Band Smart is, I think, the book he was working on a year or two back. I remember he was pushing for some crowd-funding and one of his ploys was that you could “buy a fuck”. For like $5 (or maybe it was just a buck, I don’t remember) he’ll put a “fuck” in the book for you. Yeah, that’s right. He’ll dedicate a f-bomb to you. It made me want 10,000 people to pitch it, just because I thought it would be a hilarious Tourette’s explosion. “I’m Martin Fucking Atkins to fucking tell you how to make a fucking success in this fucking super fucking competitive industry of live fucking music. Fuck.” But I think I remember seeing a final preview and he just took the wimpy way out and had an addendum at the front or back which was just an entire page of “fuck fuck fuck fuck fuck . . . .” written on it.
Band Smart is, I think, the book he was working on a year or two back. I remember he was pushing for some crowd-funding and one of his ploys was that you could “buy a fuck”. For like $5 (or maybe it was just a buck, I don’t remember) he’ll put a “fuck” in the book for you. Yeah, that’s right. He’ll dedicate a f-bomb to you. It made me want 10,000 people to pitch it, just because I thought it would be a hilarious Tourette’s explosion. “I’m Martin Fucking Atkins to fucking tell you how to make a fucking success in this fucking super fucking competitive industry of live fucking music.
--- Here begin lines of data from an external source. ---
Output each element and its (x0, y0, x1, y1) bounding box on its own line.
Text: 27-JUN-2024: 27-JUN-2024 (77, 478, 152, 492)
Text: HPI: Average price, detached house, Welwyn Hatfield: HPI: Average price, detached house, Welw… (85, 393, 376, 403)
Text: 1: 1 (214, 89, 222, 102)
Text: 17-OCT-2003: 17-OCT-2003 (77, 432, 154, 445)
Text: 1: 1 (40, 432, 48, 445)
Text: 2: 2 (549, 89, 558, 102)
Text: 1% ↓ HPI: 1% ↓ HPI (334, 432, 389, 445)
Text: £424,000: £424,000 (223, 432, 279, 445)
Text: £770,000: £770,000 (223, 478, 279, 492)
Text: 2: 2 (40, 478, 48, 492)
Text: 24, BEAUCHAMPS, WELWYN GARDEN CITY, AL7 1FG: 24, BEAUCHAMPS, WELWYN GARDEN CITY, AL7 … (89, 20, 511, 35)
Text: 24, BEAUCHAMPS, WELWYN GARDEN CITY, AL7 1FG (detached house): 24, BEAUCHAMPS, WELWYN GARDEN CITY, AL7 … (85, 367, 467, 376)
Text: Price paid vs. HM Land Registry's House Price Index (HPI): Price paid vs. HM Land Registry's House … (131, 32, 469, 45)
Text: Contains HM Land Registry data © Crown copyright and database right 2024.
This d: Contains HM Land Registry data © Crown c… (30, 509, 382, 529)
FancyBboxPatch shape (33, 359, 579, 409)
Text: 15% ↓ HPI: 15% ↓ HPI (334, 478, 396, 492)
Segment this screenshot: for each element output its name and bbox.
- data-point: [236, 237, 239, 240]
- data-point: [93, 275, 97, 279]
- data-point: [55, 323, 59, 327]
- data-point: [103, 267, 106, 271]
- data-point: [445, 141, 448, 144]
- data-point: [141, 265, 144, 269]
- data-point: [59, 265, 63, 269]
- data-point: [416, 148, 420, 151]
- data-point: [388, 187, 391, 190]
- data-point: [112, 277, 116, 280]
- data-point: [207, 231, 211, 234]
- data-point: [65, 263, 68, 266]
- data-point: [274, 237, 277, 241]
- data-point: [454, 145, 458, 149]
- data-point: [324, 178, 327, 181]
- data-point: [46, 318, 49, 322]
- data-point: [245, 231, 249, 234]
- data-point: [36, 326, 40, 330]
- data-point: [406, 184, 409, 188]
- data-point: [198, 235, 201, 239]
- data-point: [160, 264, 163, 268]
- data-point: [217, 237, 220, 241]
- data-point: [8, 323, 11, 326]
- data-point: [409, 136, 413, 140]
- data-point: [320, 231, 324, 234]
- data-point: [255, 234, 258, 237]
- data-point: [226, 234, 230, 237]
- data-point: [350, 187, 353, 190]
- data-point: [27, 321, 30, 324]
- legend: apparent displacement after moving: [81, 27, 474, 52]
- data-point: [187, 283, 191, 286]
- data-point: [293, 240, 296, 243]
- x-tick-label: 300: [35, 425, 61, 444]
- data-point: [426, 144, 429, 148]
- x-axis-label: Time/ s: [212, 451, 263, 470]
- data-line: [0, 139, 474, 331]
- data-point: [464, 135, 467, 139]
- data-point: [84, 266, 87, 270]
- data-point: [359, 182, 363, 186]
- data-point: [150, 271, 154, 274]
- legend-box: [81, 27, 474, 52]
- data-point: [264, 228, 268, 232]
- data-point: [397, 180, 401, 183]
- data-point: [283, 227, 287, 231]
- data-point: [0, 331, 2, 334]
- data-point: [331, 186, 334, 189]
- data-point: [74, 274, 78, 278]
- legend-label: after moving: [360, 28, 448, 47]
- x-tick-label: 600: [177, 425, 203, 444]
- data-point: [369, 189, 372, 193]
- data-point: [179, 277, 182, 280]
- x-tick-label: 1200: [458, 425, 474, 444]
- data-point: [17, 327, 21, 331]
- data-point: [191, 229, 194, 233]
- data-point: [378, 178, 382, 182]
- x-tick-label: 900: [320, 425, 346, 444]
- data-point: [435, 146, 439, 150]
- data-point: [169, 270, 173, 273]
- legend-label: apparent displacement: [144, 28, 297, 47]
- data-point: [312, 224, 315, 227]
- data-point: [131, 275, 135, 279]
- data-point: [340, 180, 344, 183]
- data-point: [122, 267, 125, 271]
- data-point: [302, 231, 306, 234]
Fuck.” But I think I remember seeing a final preview and he just took the wimpy way out and had an addendum at the front or back which was just an entire page of “fuck fuck fuck fuck fuck . . . .” written on it.
Lame.
Hahaha he’s STILL claiming to have invented the word ‘fuck’?
It was already a bit embarrassing back in the mid-90s, when his ‘spoken word’ shows were simply him reciting a litany of “Fuck [insert noun here].” The shows could be somewhat funny if there was some degree of audience participation allowed, but could get close to unbearable if Martin was just given free rein to rant…like a cross between a bad John Cooper Clarke knockoff and every conversation ever held by Goths at Denny’s at 2am.
If memory serves, he also offered to print telephone messages to the Invisible offices within the artwork to one of Pigface’s many many remix CDs (probably “Feels Like Heaven…Sounds Like Shit”), a lot of them being fans’ humble additions to his “fuck” litany. He just wasn’t monetizing it back then, as he does now with seemingly everything.
Just watched Maaahtin’s grating Kickstarter video for Band Smart (WHY do people insist in still funding that project after he’s already raised the money?! Is it a requirement of one of his classes or something?)
Atkins now looks like some sort of alternate universe Penn Jillette with that horrible, horrible chin hair growth. And yes I know P.J. was actually a Pigface “collaborator” at some point, adding - who woulda thunk it - a “fuck” to some Pigface track or another.